Pointing Enhancement for an Optical Laser Downlink Using Automated Image Processing

Utah State University, Logan, UT

The small satellite Flying Laptop, launched in July 2017, was developed and built by graduate and undergraduate students at the Institute of Space Systems of the University of Stuttgart with support by space industry and research institutions. The mission goals are technology demonstration, earth observation, and serving as an educational satellite. At a mass of 110 kg, it features three-axis stabilized attitude control and several payloads, including an AIS receiver, a multi spectral camera system, a wide angle camera, and an optical communication terminal.

The pointing requirement for the optical communication is an accuracy of less than 150 arcseconds during a target overflight. To fulfill this requirement, several measures are needed. A major part of them is the characterization of the attitude control system (ACS). Since there is no optical receiver onboard, it is not possible to perform closed loop tracking of the satellite attitude. Therefore, the absolute performance and the characteristic noise levels of the attitude control system, can only be determined with other payloads. In this case the multi-spectral camera system was used, providing a ground resolution of 25 m. To use the images from the satellite to improve the ACS, three steps have to be taken. As a first action, the images have to be georeferenced to know the position of each pixel in the WGS84 coordinate system. With this information, the deviation of the image center from the desired target is measured.
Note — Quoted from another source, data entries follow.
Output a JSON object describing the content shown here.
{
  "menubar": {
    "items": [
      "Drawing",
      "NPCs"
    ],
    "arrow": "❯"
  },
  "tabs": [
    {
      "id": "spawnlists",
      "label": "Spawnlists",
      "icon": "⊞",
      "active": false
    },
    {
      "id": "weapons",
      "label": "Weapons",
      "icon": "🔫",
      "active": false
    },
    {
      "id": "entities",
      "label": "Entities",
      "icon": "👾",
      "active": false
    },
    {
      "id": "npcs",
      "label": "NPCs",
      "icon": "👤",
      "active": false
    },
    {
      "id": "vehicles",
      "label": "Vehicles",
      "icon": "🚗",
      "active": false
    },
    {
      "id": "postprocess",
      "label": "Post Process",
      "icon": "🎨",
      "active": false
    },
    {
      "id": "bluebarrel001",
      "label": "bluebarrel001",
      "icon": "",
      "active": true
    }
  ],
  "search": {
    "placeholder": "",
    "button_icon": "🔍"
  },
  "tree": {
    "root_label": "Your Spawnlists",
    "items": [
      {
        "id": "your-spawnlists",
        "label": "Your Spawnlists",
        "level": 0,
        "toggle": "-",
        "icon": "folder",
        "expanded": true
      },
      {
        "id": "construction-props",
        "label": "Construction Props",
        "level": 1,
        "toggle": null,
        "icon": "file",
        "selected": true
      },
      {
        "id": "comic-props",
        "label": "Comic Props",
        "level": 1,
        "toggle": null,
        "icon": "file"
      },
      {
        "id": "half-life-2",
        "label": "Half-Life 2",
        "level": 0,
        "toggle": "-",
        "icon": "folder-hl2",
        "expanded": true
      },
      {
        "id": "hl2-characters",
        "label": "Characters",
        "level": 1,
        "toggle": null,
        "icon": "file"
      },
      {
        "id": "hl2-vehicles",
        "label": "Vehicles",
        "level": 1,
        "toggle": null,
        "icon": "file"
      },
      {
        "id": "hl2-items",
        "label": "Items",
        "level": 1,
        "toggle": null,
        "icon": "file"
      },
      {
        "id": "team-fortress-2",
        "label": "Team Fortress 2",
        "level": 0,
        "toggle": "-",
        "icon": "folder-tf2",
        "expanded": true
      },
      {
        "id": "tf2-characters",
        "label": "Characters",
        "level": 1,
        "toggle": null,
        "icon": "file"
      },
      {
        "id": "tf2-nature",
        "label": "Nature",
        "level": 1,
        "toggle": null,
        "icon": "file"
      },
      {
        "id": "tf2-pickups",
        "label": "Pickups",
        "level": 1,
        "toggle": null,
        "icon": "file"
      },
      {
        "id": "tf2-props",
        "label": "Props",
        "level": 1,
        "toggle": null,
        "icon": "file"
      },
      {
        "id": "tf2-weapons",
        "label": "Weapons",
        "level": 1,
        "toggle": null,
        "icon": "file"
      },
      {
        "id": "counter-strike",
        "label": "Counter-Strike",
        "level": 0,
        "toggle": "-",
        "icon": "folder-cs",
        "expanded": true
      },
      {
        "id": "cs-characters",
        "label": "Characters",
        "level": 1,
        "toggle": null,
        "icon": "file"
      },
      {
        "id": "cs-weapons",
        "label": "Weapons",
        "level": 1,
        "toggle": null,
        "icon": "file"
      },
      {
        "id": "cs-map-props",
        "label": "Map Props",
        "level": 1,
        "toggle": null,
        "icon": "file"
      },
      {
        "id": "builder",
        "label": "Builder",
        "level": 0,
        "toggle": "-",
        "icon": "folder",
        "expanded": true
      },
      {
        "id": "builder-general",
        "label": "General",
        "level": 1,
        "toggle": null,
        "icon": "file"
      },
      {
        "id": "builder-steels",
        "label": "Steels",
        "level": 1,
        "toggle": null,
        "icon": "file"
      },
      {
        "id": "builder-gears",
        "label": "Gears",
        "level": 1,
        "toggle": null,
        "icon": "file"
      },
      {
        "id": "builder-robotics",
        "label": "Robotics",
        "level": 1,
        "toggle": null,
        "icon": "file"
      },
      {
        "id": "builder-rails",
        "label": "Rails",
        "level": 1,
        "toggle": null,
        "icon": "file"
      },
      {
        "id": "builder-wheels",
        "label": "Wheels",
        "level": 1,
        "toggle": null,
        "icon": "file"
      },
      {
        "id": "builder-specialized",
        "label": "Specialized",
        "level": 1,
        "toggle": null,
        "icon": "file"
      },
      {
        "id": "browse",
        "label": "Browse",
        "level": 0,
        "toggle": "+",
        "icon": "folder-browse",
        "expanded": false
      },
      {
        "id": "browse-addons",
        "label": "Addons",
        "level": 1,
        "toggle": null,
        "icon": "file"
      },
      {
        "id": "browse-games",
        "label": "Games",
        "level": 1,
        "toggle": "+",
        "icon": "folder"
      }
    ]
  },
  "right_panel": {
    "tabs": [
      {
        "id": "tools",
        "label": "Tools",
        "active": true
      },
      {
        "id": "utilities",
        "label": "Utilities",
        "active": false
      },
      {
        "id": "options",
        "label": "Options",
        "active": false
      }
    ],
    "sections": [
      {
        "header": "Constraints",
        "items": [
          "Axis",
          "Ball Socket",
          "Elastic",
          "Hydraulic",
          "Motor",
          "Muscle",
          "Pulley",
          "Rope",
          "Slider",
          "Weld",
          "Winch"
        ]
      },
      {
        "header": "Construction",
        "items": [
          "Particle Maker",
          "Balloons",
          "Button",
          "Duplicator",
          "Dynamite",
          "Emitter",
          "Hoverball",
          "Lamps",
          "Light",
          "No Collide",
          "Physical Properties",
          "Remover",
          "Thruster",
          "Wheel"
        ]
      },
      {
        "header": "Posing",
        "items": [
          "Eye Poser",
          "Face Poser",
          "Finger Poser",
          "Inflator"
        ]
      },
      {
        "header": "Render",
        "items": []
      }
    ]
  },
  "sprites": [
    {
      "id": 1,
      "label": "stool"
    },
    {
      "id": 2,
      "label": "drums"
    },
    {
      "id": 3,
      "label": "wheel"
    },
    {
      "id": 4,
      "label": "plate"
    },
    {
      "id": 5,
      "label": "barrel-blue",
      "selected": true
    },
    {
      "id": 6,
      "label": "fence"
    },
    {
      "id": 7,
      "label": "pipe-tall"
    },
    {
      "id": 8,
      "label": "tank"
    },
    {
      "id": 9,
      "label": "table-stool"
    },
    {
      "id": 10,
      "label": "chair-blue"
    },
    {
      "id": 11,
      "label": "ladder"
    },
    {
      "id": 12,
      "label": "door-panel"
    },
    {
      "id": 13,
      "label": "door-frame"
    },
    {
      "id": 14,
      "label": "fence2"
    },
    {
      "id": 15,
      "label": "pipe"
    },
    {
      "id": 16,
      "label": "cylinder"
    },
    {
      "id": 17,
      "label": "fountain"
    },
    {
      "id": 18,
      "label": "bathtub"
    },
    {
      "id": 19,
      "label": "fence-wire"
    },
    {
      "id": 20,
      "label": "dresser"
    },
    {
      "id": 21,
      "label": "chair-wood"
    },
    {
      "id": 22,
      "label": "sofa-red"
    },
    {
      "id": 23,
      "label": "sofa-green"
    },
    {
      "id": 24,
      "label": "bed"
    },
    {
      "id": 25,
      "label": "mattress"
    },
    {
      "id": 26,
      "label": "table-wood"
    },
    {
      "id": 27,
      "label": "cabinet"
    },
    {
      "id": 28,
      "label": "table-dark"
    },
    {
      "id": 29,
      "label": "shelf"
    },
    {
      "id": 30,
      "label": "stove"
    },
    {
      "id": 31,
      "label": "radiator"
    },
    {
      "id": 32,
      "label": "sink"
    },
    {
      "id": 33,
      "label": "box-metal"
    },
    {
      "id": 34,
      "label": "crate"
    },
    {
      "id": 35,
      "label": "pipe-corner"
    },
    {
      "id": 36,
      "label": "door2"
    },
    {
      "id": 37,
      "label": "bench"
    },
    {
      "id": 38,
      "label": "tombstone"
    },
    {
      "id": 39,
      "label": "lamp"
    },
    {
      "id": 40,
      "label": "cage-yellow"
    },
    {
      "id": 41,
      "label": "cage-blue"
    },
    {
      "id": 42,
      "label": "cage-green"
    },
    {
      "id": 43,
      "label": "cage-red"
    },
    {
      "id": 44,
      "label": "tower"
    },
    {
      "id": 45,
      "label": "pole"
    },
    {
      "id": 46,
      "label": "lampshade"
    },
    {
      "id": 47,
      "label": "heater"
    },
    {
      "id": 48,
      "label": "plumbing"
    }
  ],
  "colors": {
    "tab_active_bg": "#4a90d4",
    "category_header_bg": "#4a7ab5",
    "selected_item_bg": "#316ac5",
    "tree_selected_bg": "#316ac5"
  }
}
This second step includes the calculation of the deviation matrix. To avoid a corruption of the attitude control of the satellite, the matrix is checked for unrealistic values in a third and final step. These three actions can be repeated as needed without human interaction.

By updating the ACS model onboard the satellite, the results of the image processing are used to correct the off-pointing. This deviation is time invariant and is caused by an insufficient alignment of the satellite axes and the cameras on ground. In contrast to that, characterizing noise as a time variant factor, the ACS is tested over a long period of time. This is achieved by analyzing images from one, as well as from multiple target overflights. This conquers the issue of a very low image rate while observing high frequency attitude changes. Using this mechanism, the proposed process can be used to continuously monitor the pointing quality.

As a first approach the described processing is done manually by comparing the target position on Earth with the center of the taken image. The method successfully showed an improvement of the pointing in the pictures, paving the way for their automation. This paper gives an overview of the needed image processing and tools to automatically use cameras on board the satellite to validate and improve the ACS periodically. First results of the long term characteristics and pointing improvements are shown.